Seelentrost, Liebe und Hoffnung
Den Wahrsagerinnen der Fouer in die Karten geschaut
Luxemburg. Ihr antiker Holzwohnwagen sticht auf dem Glacisfeld gleich ins Auge. Unweit des Friedhofs an der Allee Scheffer vermittelt er der Schueberfouer einen Hauch von Nomadenromantik und Nostalgie. Das Holz ist liebevoll und detailreich verziert. Die Fenster sind mit ausgeschnittenen Zeitungsartikeln über Anika Theunisz beklebt. Bekannt aus Fernsehen, Radio und Social Media, ist zu lesen. Sie ist Hellseherin, Wahrsagerin, Medium. Das weckt Neugier.
Anika bittet herein in ihren Wohnwagen – scheinbar bereits seit mehr als hundert Jahren in Familienbesitz, eigenständig von ihr und ihrer Tochter und mit viel Liebe zum Detail restauriert. Im Innern ist erstaunlich viel Platz und dennoch vermittelt der Holzwagen Intimität. Weiße Rüschenvorhänge schützen vor aufdringlichen Blicken von außen. Große gemütliche, weinrote, edel verzierte Sessel laden zum Verweilen ein. Ein Perserteppich erstreckt sich längs durch den Innenraum. Dazu kommen antike Bilder. Hier bleibt man sicher gerne, für eine Tasse Kaffee oder Tee.
Eine feminine Gabe
Doch das ist es nicht, was Besucher bei Anika und Michele suchen. Während alles an Vergangenheit und Tradition erinnert, ist das Geschäft des Mutter-TochterGespanns die Zukunft. Beide sind mit Tarot-Karten vertraut und mit Handlesen. Eine Gabe, nennen sie es.
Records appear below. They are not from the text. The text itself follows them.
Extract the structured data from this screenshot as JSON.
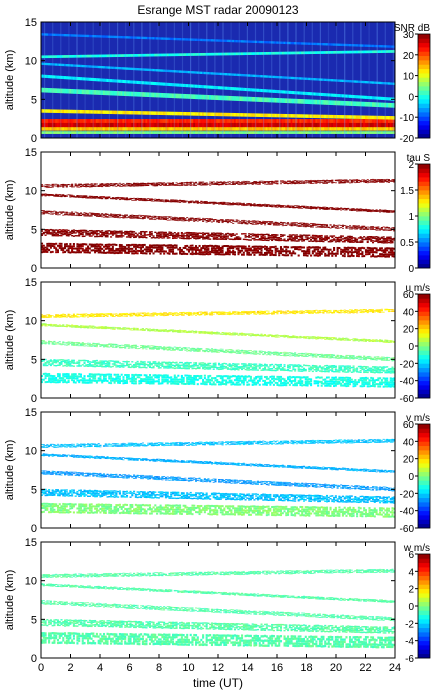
{
  "chart_data": {
    "type": "heatmap",
    "title": "Esrange MST radar 20090123",
    "xlabel": "time (UT)",
    "xlim": [
      0,
      24
    ],
    "xticks": [
      0,
      2,
      4,
      6,
      8,
      10,
      12,
      14,
      16,
      18,
      20,
      22,
      24
    ],
    "ylim": [
      0,
      15
    ],
    "yticks": [
      0,
      5,
      10,
      15
    ],
    "colormap": "jet",
    "panels": [
      {
        "id": "snr",
        "ylabel": "altitude (km)",
        "colorbar_label": "SNR dB",
        "clim": [
          -20,
          30
        ],
        "colorbar_ticks": [
          -20,
          -10,
          0,
          10,
          20,
          30
        ],
        "background": "#1a2ab0",
        "layers": [
          {
            "alt": 0.7,
            "thick": 0.35,
            "value": 5
          },
          {
            "alt": 1.2,
            "thick": 0.5,
            "value": 14
          },
          {
            "alt": 1.7,
            "thick": 0.6,
            "value": 26
          },
          {
            "alt": 2.2,
            "thick": 0.5,
            "value": 22
          },
          {
            "alt_start": 3.5,
            "alt_end": 2.6,
            "thick": 0.45,
            "value": 12
          },
          {
            "alt_start": 6.2,
            "alt_end": 4.2,
            "thick": 0.6,
            "value": 2
          },
          {
            "alt_start": 8.0,
            "alt_end": 5.0,
            "thick": 0.4,
            "value": -2
          },
          {
            "alt_start": 9.6,
            "alt_end": 7.0,
            "thick": 0.3,
            "value": -5
          },
          {
            "alt_start": 10.5,
            "alt_end": 11.2,
            "thick": 0.35,
            "value": 0
          },
          {
            "alt_start": 13.4,
            "alt_end": 11.8,
            "thick": 0.3,
            "value": -8
          }
        ]
      },
      {
        "id": "tau",
        "ylabel": "altitude (km)",
        "colorbar_label": "tau S",
        "clim": [
          0,
          2
        ],
        "colorbar_ticks": [
          0,
          0.5,
          1,
          1.5,
          2
        ],
        "value": 2,
        "layers": [
          {
            "alt_start": 2.6,
            "alt_end": 2.0,
            "thick": 1.3
          },
          {
            "alt_start": 4.6,
            "alt_end": 3.6,
            "thick": 0.9
          },
          {
            "alt_start": 7.2,
            "alt_end": 5.0,
            "thick": 0.5
          },
          {
            "alt_start": 9.5,
            "alt_end": 7.3,
            "thick": 0.3
          },
          {
            "alt_start": 10.6,
            "alt_end": 11.3,
            "thick": 0.45
          }
        ]
      },
      {
        "id": "u",
        "ylabel": "altitude (km)",
        "colorbar_label": "u m/s",
        "clim": [
          -60,
          60
        ],
        "colorbar_ticks": [
          -60,
          -40,
          -20,
          0,
          20,
          40,
          60
        ],
        "layers": [
          {
            "alt_start": 2.6,
            "alt_end": 2.0,
            "thick": 1.3,
            "value": -12
          },
          {
            "alt_start": 4.6,
            "alt_end": 3.6,
            "thick": 0.9,
            "value": -8
          },
          {
            "alt_start": 7.2,
            "alt_end": 5.0,
            "thick": 0.5,
            "value": -2
          },
          {
            "alt_start": 9.5,
            "alt_end": 7.3,
            "thick": 0.3,
            "value": 6
          },
          {
            "alt_start": 10.6,
            "alt_end": 11.3,
            "thick": 0.45,
            "value": 18
          }
        ]
      },
      {
        "id": "v",
        "ylabel": "altitude (km)",
        "colorbar_label": "v m/s",
        "clim": [
          -60,
          60
        ],
        "colorbar_ticks": [
          -60,
          -40,
          -20,
          0,
          20,
          40,
          60
        ],
        "layers": [
          {
            "alt_start": 2.6,
            "alt_end": 2.0,
            "thick": 1.3,
            "value": 0
          },
          {
            "alt_start": 4.6,
            "alt_end": 3.6,
            "thick": 0.9,
            "value": -22
          },
          {
            "alt_start": 7.2,
            "alt_end": 5.0,
            "thick": 0.5,
            "value": -27
          },
          {
            "alt_start": 9.5,
            "alt_end": 7.3,
            "thick": 0.3,
            "value": -24
          },
          {
            "alt_start": 10.6,
            "alt_end": 11.3,
            "thick": 0.45,
            "value": -22
          }
        ]
      },
      {
        "id": "w",
        "ylabel": "altitude (km)",
        "colorbar_label": "w m/s",
        "clim": [
          -6,
          6
        ],
        "colorbar_ticks": [
          -6,
          -4,
          -2,
          0,
          2,
          4,
          6
        ],
        "layers": [
          {
            "alt_start": 2.6,
            "alt_end": 2.0,
            "thick": 1.5,
            "value": -0.5
          },
          {
            "alt_start": 4.6,
            "alt_end": 3.6,
            "thick": 0.9,
            "value": -0.5
          },
          {
            "alt_start": 7.2,
            "alt_end": 5.0,
            "thick": 0.5,
            "value": -0.5
          },
          {
            "alt_start": 9.5,
            "alt_end": 7.3,
            "thick": 0.3,
            "value": -0.5
          },
          {
            "alt_start": 10.6,
            "alt_end": 11.3,
            "thick": 0.45,
            "value": -0.5
          }
        ]
      }
    ]
  }
}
„Seit 500 Jahren liegt diese Gabe bereits in unserer Familie“, führt Tochter Michele aus. Es ist eine weibliche Gabe. „Sie wird von der Mutter an die Tochter weitergegeben“, fährt sie fort. Dazu gehört sicher auch ein gutes Gespür, das sie für Menschen haben. Das hilft den Kunden, sich bei ihnen wohl und geborgen zu fühlen. „Im Gesicht sieht man alles“, verrät Anika und blickt unter ihrem weißblonden Pony hervor. Ihre von Kajal betonten Augen untermauern das Geheimnisvolle ihrer Worte. Schon ein Anblick genüge, und man wisse, warum der Kunde komme. „Die Karten bestätigen unsere Vermutungen dann“, ergänzt die Tochter, die den mystischen Blick ihrer Mutter ganz sicher geerbt hat.
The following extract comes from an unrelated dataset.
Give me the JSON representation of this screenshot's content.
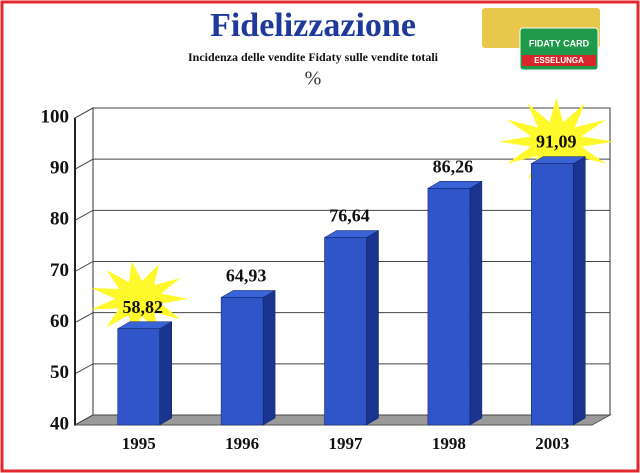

Luxemburg als „spirituelle Idylle“Zur Luxemburger Schueberfouer kommen sie seit 2009. Wenn sie nicht gerade in Luxemburg oder ihrem Heimatland Holland sind, reisen sie mit ihrem Wohnwagen quer durch Europa oder gar durch Amerika. Das Großherzogtum sei aber ganz besonders: „Ich freue mich immer, wenn ich nach Luxemburg komme“. Der Grund: „Die Menschen hier sind sehr offen, lieb und spirituell.“Das liege sicher auch am internationalen Flair des Landes, der der Spiritualität guttue.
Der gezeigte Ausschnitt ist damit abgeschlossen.